Necessário até por partir de dores íntimas e coletivas sem fim à vista – neste dia 14, se completam três anos do crime a elucidar (v. cronologia do MP/RJ até março/2020).
Enquanto o livro sobre Cunha esmiuçou o percurso de uma ex-eminência de Brasília (v. resenha no JOTA), “Mataram Marielle” reconstituiu as investigações acidentadas do crime que pôs fim a uma mãe e política em ascensão a partir do Rio fora do cartão postal, prestes a tentar ser vice-governadora, e a um pai que iria trocar o trabalho provisório de motorista por um emprego com horizonte de mais segurança não só salarial. (Neto de uma vítima de homicídio não esclarecido, sei que o hiato na vida familiar fica, ao contrário de outros.)
Eis um livro que ilumina outros “relacionamentos estratégicos”, no termo odebrechtiano. Neste caso, no Estado paralelo onde policiais (milicianos ou não) articulam com políticos com graus distintos de visibilidade – e poder.

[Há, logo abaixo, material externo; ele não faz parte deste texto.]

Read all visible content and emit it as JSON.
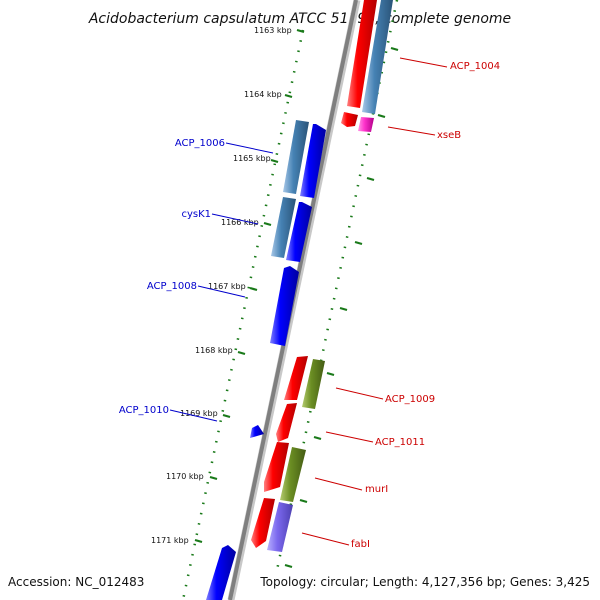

E no Estado de Direito onde investigadores e investigados ora se aproximam, ora se afastam – e nem sempre do modo mais ordinário (vide a intimação informal dos nomes da “agenda vermelha” da Delegacia de Homicídios).
Quem acompanha a cobertura do caso Marielle/Anderson em O Globo terá grata surpresa ao ver dois responsáveis por ela entregarem esta reportagem que vai “muito além do papel do jornal”, como dizia seu antigo slogan (aliás, os autores driblaram bem a saia-justa de citar uma reportagem de O Globo que reverberou uma denúncia falsa que envolveu certas autoridades policiais em prejuízo do trabalho de investigação).
Há tantos relacionamentos “estratégicos” em jogo neste homicídio duplo e suas investigações que o descortinar dessa teia criminosa vira um desafio considerável, mas que é bem enfrentado pelos dois autores.
Se “A organização” lançou nova luz a laços de parasitismo, predação, mutualismo e até canibalismo e outros na cúpula da Odebrecht e sua clientela política, “Mataram Marielle” atestou como atos e omissões de autoridades estatais e eleitores criam milícias, grupos de extermínio e outros atores operando em zonas escuras das relações polícia-política. Num período de alta violência política como o atual, o livro é mais que um retrato. É um alerta.